Mugabe: 'MDC would never rule'

Updated 13.06 Sat Jun 14 2008

President Robert Mugabe has vowed that the opposition Movement for Democratic Change (MDC) would never rule Zimbabwe.

In a speech at the burial of a former army general, he said: "We shall never, never accept anything that smells of ... the MDC. These pathetic puppets taking over this country? Let's see. That is not going to happen.

Mugabe and MDC leader Morgan Tsvangirai will go head-to-head in a run-off election on June 27

"We are prepared to fight for it (Zimbabwe) if we lose it in the same way that our forefathers lost it," he said, referring to British colonial rule.

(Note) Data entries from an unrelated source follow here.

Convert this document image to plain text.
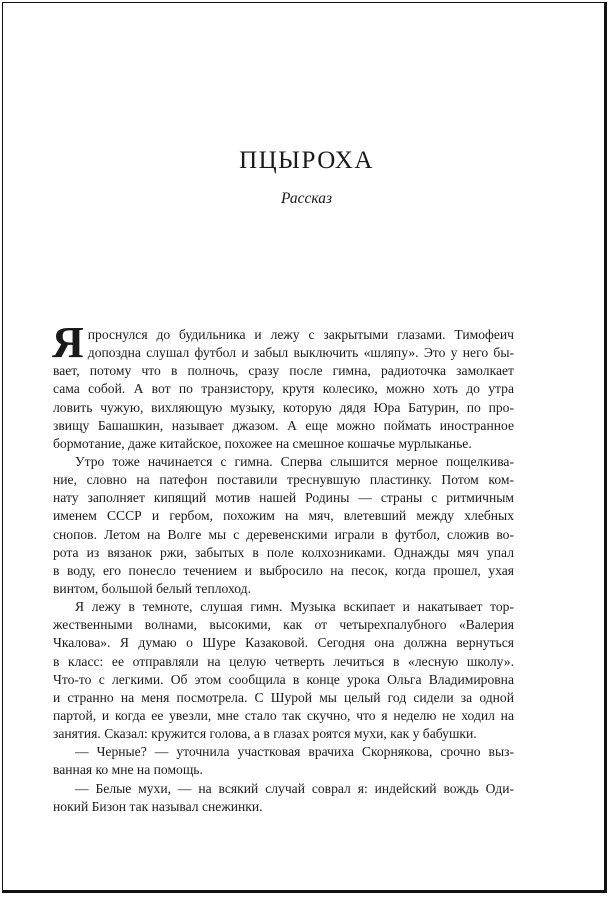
ПЦЫРОХА
Рассказ
Я проснулся до будильника и лежу с закрытыми глазами. Тимофеич
допоздна слушал футбол и забыл выключить «шляпу». Это у него бы-
вает, потому что в полночь, сразу после гимна, радиоточка замолкает
сама собой. А вот по транзистору, крутя колесико, можно хоть до утра
ловить чужую, вихляющую музыку, которую дядя Юра Батурин, по про-
звищу Башашкин, называет джазом. А еще можно поймать иностранное
бормотание, даже китайское, похожее на смешное кошачье мурлыканье.
Утро тоже начинается с гимна. Сперва слышится мерное пощелкива-
ние, словно на патефон поставили треснувшую пластинку. Потом ком-
нату заполняет кипящий мотив нашей Родины — страны с ритмичным
именем СССР и гербом, похожим на мяч, влетевший между хлебных
снопов. Летом на Волге мы с деревенскими играли в футбол, сложив во-
рота из вязанок ржи, забытых в поле колхозниками. Однажды мяч упал
в воду, его понесло течением и выбросило на песок, когда прошел, ухая
винтом, большой белый теплоход.
Я лежу в темноте, слушая гимн. Музыка вскипает и накатывает тор-
жественными волнами, высокими, как от четырехпалубного «Валерия
Чкалова». Я думаю о Шуре Казаковой. Сегодня она должна вернуться
в класс: ее отправляли на целую четверть лечиться в «лесную школу».
Что-то с легкими. Об этом сообщила в конце урока Ольга Владимировна
и странно на меня посмотрела. С Шурой мы целый год сидели за одной
партой, и когда ее увезли, мне стало так скучно, что я неделю не ходил на
занятия. Сказал: кружится голова, а в глазах роятся мухи, как у бабушки.
— Черные? — уточнила участковая врачиха Скорнякова, срочно выз-
ванная ко мне на помощь.
— Белые мухи, — на всякий случай соврал я: индейский вождь Оди-
нокий Бизон так называл снежинки.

Mugabe and MDC leader Morgan Tsvangirai will go head-to-head in a run-off election on June 27. Tsvangirai won a first ballot in March but without the necessary majority, while Mugabe's ZANU-PF lost control of parliament.

Mugabe, who has ruled Zimbabwe since independence from Britain in 1980, accused the former colonial power and the US of interfering in politics by sponsoring the MDC.

He said: "We have become the focus of the British and the Americans. The US has provided $70 million to the MDC for regime change ... and British Prime Minister Gordon Brown is interfering in our internal affairs."